Trasa Kristiania/Oslo

Grieg’s efforts to obtain a government grant to set up a Norwegian Music Academy came to nought, and so the composer was forced to accept more or less talented pupils. He spent nearly ten years in the capital, over which time he worked hard to ensure that performers and audiences alike understood and accepted the new music composed by him and his contemporaries. Fortunately, he was supported in that task by two powerful friends: the composer and conductor Johan Svendsen, with whom he worked very closely, and the writer Bjørnstjerne Bjørnson, who strove to awaken a national awareness. Grieg wrote many works to his texts, such as songs, vaudevilles and music theatre. Bjørnson’s most cherished idea was to create a national opera. To that end, he chose the figure of the great Viking ruler Olav Tryggvason. Grieg’s opera to Bjørnson’s libretto under that title was never finished. The poet, who around that time (1865–1867) was director of the Christiania Theatre, gradually stopped providing the composer with texts. Grieg waited several years, and then he accepted a proposition from Henrik Ibsen to write music to his dramatic epic Peer Gynt, adapted for the stage.

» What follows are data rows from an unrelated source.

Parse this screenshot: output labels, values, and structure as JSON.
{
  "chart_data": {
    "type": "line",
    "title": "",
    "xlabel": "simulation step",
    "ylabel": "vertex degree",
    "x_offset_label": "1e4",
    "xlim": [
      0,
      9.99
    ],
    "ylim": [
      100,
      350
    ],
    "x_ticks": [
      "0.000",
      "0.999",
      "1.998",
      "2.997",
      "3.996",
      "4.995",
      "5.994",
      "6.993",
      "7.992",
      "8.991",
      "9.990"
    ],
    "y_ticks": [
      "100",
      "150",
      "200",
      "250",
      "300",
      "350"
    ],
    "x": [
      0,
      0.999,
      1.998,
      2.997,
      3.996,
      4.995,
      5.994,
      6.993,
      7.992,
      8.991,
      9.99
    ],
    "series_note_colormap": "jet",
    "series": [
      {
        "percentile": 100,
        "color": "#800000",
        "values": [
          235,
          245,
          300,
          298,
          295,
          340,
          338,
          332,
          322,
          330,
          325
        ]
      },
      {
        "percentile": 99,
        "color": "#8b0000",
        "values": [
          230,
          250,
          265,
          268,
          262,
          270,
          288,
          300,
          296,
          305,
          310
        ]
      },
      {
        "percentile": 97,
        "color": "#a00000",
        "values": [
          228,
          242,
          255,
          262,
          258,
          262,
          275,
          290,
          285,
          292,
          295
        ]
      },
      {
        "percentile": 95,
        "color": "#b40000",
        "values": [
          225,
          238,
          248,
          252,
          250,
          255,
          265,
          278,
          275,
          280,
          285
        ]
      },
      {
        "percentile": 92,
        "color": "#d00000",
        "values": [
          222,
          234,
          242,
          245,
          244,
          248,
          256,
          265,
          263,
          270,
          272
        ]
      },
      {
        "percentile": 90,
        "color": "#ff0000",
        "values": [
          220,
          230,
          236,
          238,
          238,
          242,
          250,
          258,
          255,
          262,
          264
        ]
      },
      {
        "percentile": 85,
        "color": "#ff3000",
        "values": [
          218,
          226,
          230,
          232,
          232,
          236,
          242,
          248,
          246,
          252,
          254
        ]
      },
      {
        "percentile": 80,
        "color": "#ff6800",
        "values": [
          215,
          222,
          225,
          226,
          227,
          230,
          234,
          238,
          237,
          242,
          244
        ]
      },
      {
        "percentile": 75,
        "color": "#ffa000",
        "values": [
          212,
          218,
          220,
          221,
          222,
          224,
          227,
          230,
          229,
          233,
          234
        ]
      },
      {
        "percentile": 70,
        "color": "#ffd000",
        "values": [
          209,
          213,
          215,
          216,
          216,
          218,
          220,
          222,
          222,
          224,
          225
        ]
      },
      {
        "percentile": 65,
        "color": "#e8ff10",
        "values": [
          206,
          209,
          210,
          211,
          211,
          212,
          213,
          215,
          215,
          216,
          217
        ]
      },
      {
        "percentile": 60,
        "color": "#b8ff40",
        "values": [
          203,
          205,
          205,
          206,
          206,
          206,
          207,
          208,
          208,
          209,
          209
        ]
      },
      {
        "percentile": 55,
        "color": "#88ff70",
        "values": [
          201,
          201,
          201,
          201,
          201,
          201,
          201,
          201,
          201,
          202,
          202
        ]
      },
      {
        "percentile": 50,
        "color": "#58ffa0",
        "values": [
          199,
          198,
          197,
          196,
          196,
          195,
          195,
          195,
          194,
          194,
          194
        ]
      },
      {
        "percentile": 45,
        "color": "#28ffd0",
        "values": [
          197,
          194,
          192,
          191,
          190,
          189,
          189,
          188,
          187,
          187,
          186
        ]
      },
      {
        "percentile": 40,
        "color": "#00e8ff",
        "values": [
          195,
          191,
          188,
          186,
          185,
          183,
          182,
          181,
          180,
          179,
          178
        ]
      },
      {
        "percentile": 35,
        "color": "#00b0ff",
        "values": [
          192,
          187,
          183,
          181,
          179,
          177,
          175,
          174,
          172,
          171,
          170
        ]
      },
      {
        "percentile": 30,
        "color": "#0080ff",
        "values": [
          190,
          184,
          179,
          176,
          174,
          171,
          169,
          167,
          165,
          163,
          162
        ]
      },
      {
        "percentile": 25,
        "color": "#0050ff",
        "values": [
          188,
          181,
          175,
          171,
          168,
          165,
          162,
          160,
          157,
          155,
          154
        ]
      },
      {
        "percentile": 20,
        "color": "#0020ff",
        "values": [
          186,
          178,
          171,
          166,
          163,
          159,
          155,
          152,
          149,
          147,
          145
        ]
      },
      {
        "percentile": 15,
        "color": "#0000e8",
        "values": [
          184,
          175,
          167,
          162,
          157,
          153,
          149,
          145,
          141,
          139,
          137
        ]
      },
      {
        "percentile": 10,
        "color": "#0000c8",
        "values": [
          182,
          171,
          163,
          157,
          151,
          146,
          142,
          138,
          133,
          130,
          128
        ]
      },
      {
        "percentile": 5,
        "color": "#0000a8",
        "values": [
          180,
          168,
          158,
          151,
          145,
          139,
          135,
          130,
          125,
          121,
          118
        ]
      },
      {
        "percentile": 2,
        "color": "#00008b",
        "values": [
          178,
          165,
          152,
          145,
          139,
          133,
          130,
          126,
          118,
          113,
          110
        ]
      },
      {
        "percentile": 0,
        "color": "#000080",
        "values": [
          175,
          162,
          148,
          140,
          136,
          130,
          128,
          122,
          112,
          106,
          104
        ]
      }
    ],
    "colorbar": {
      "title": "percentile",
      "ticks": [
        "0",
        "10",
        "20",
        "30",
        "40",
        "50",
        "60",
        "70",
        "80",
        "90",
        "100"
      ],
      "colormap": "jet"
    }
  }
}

The composer was also supported in all kinds of ways by another friend, the piano maker Karl Hals, who besides his factory also ran a music publishing firm and a concert bureau. Hals organised for the Griegs (Edvard played and Nina sang) concert tours of towns and villages along the coast from Christiania to Bergen. The composer, in return, advertised his products, playing on instruments by the firm of Brødrene Hals.